Another aspect of Bernthal's success is his ability to keep the audience guessing. For example, he says that learning new skills as he plays different roles is one of his favorite parts of acting. He continues, "I mean, everything from the training I've done with special forces for military stuff to the other stuff I've done. I mean, I trained in mathematics when I played this math genius in this play I did. There are so many things. The show that I'm doing now, the driving, the stunt driving that I get to do. […> So they let me train sometimes three to six hours a day at the old tennis academy in my little hometown with the best trainers. And when you have professional training that long with guys that focus on getting you good, it's amazing how much you can grow when you have the time and the infrastructure to do it."

That is one of the most exciting aspects of acting for Bernthal, who sees it as a journey into himself. He says, "There are great kernels of wisdom to pick up from all these different characters you play.

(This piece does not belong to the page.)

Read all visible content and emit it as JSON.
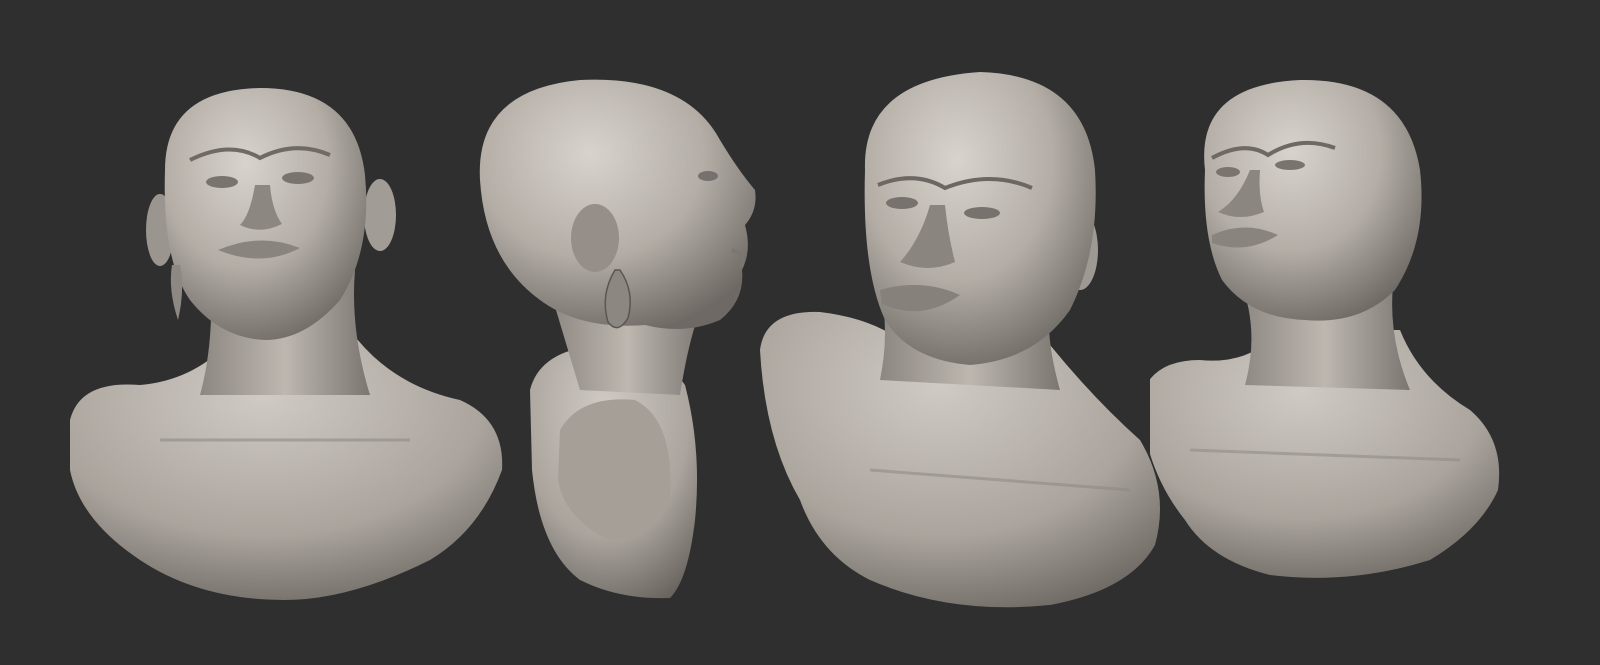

Look, I learned a lot of appreciation and a lot of hard lessons from playing Frank Castle for a long time. And equally so, I think I learned from Rick Macci in terms of how I want to be with my family and his positive outlook on life."

For Bernthal, the size of a role isn't as important to him as the depth of the person he is playing. He says, "I don't look at my commitment, or look at my journey really any difference whether I'm in one scene or whether I'm in the entire film. I really don't. Some of the favorite projects I've gotten to work on are things like Wind River or Sicario, where I just kind of like breeze in and breeze out. The more you live in it, and the more you sort of burn that character into your heart, I think. I love watching movies when I see a character kind of roll through. And then you think like, 'I wonder where that person's going? What's their life like? I believe that that person's been through some stuff.' Or like, 'I wonder …' I love that. I loved that growing up as a film fan. To get the opportunity to play those kinds of characters is awesome."